Les eurodéputés ont demandé à la Commission, mercredi 9 octobre à Strasbourg, de leur expliquer son action au cours des cinq dernières années pour renforcer les frontières extérieures de l’UE, mais se sont montrés divisés sur son bilan ainsi que sur les nouvelles pistes envisagées, comme le triplement des effectifs de l’agence Frontex, annoncé par la présidente de la Commission, Ursula von der Leyen.
Lors de ce débat demandé par le PPE à la veille de la réunion des ministres de l’Intérieur de l’UE à Luxembourg (voir autre nouvelle), le vice-président, Margarítis Schinás, a énuméré les réformes adoptées, entre le nouveau Code frontières Schengen qui permettra de répondre aux nouveaux défis comme les menaces hybrides liées à l’instrumentalisation de la migration, le nouveau 'Pacte Asile et migration' et sa législation sur le ‘filtrage’ des migrants aux frontières extérieures ou encore les nouveaux dispositifs comme Entrée/Sortie (des voyageurs). Il a aussi salué les « bons résultats » des accords passés avec la Tunisie ou l’Égypte ayant permis de réduire les arrivées en Méditerranée centrale et jugé positivement le dialogue avec la Libye.
Il a aussi annoncé l’intensification de la coopération avec la Mauritanie ou le Sénégal.

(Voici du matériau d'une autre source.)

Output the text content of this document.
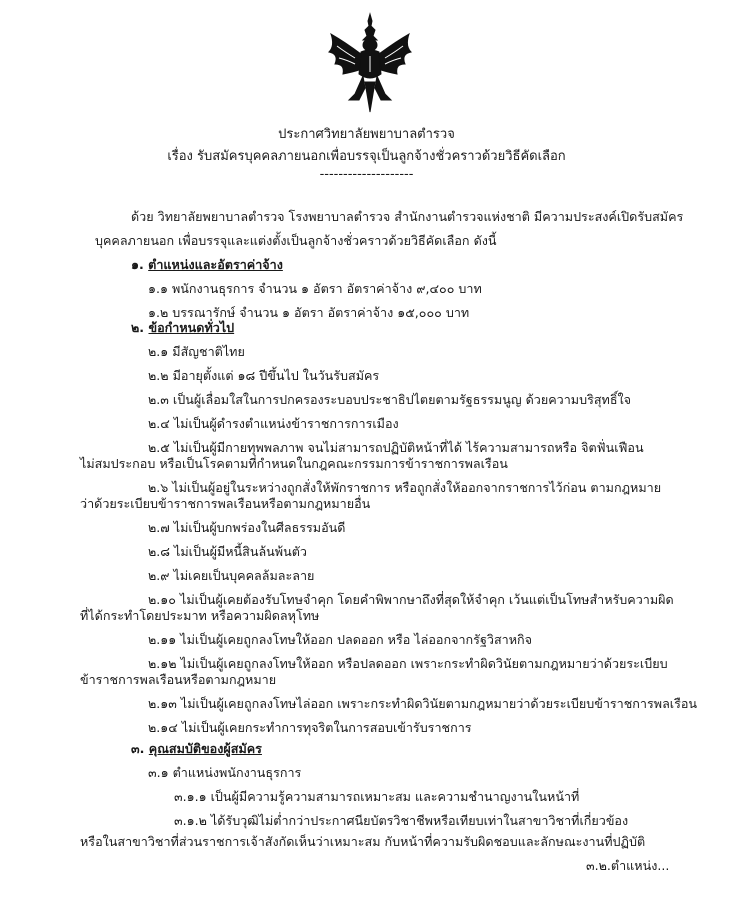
ประกาศวิทยาลัยพยาบาลตำรวจ
เรื่อง รับสมัครบุคคลภายนอกเพื่อบรรจุเป็นลูกจ้างชั่วคราวด้วยวิธีคัดเลือก
--------------------
ด้วย วิทยาลัยพยาบาลตำรวจ โรงพยาบาลตำรวจ สำนักงานตำรวจแห่งชาติ มีความประสงค์เปิดรับสมัคร
บุคคลภายนอก เพื่อบรรจุและแต่งตั้งเป็นลูกจ้างชั่วคราวด้วยวิธีคัดเลือก ดังนี้
๑. ตำแหน่งและอัตราค่าจ้าง
๑.๑ พนักงานธุรการ จำนวน ๑ อัตรา อัตราค่าจ้าง ๙,๔๐๐ บาท
๑.๒ บรรณารักษ์ จำนวน ๑ อัตรา อัตราค่าจ้าง ๑๕,๐๐๐ บาท
๒. ข้อกำหนดทั่วไป
๒.๑ มีสัญชาติไทย
๒.๒ มีอายุตั้งแต่ ๑๘ ปีขึ้นไป ในวันรับสมัคร
๒.๓ เป็นผู้เลื่อมใสในการปกครองระบอบประชาธิปไตยตามรัฐธรรมนูญ ด้วยความบริสุทธิ์ใจ
๒.๔ ไม่เป็นผู้ดำรงตำแหน่งข้าราชการการเมือง
๒.๕ ไม่เป็นผู้มีกายทุพพลภาพ จนไม่สามารถปฏิบัติหน้าที่ได้ ไร้ความสามารถหรือ จิตฟั่นเฟือน
ไม่สมประกอบ หรือเป็นโรคตามที่กำหนดในกฎคณะกรรมการข้าราชการพลเรือน
๒.๖ ไม่เป็นผู้อยู่ในระหว่างถูกสั่งให้พักราชการ หรือถูกสั่งให้ออกจากราชการไว้ก่อน ตามกฎหมาย
ว่าด้วยระเบียบข้าราชการพลเรือนหรือตามกฎหมายอื่น
๒.๗ ไม่เป็นผู้บกพร่องในศีลธรรมอันดี
๒.๘ ไม่เป็นผู้มีหนี้สินล้นพ้นตัว
๒.๙ ไม่เคยเป็นบุคคลล้มละลาย
๒.๑๐ ไม่เป็นผู้เคยต้องรับโทษจำคุก โดยคำพิพากษาถึงที่สุดให้จำคุก เว้นแต่เป็นโทษสำหรับความผิด
ที่ได้กระทำโดยประมาท หรือความผิดลหุโทษ
๒.๑๑ ไม่เป็นผู้เคยถูกลงโทษให้ออก ปลดออก หรือ ไล่ออกจากรัฐวิสาหกิจ
๒.๑๒ ไม่เป็นผู้เคยถูกลงโทษให้ออก หรือปลดออก เพราะกระทำผิดวินัยตามกฎหมายว่าด้วยระเบียบ
ข้าราชการพลเรือนหรือตามกฎหมาย
๒.๑๓ ไม่เป็นผู้เคยถูกลงโทษไล่ออก เพราะกระทำผิดวินัยตามกฎหมายว่าด้วยระเบียบข้าราชการพลเรือน
๒.๑๔ ไม่เป็นผู้เคยกระทำการทุจริตในการสอบเข้ารับราชการ
๓. คุณสมบัติของผู้สมัคร
๓.๑ ตำแหน่งพนักงานธุรการ
๓.๑.๑ เป็นผู้มีความรู้ความสามารถเหมาะสม และความชำนาญงานในหน้าที่
๓.๑.๒ ได้รับวุฒิไม่ต่ำกว่าประกาศนียบัตรวิชาชีพหรือเทียบเท่าในสาขาวิชาที่เกี่ยวข้อง
หรือในสาขาวิชาที่ส่วนราชการเจ้าสังกัดเห็นว่าเหมาะสม กับหน้าที่ความรับผิดชอบและลักษณะงานที่ปฏิบัติ
๓.๒.ตำแหน่ง...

Nos frontières extérieures seront « des lieux où notre force réglementaire sera visible », a-t-il dit, rappelant aussi l’aide financière « sans précédent » apportée aux États membres ces dernières années ainsi qu’à l’agence Frontex, qui a pu obtenir des équipements supplémentaires et se trouve aujourd’hui engagée dans 19 opérations.
Le Suédois Tomas Tobé (PPE) estime que l’UE « doit retrouver la maîtrise totale de ses frontières » et veiller « à la mise en œuvre totale du Pacte » et au financement par l’UE des infrastructures pour gérer les frontières.
Il a accusé les groupes de gauche de retarder les efforts en ne voulant pas « faire la différence entre ceux qui ont le droit à l’asile » et ceux qui n’y ont pas droit. Il les a aussi accusés d’être contre les contrôles aux frontières et tout ce qui peut permettre de gérer la migration. L’extrême droite n’est pas plus constructive sur ces questions de gestion de la migration en raison de son « aversion » pour l’UE, a-t-il dit.
L’Italienne Cecilia Strada (S&D), quant à elle, estime que les politiques menées jusqu’ici par les Européens n’ont fait que provoquer des tragédies et des morts en mer Méditerranée. « Nous devrions, nous, être noyés par la honte, car nous ne pensons qu’à externaliser, à reporter le problème ailleurs », a-t-elle dit. L’Italienne a aussi dénoncé la violation des droits humains, notamment dans le cadre des accords avec les pays tiers.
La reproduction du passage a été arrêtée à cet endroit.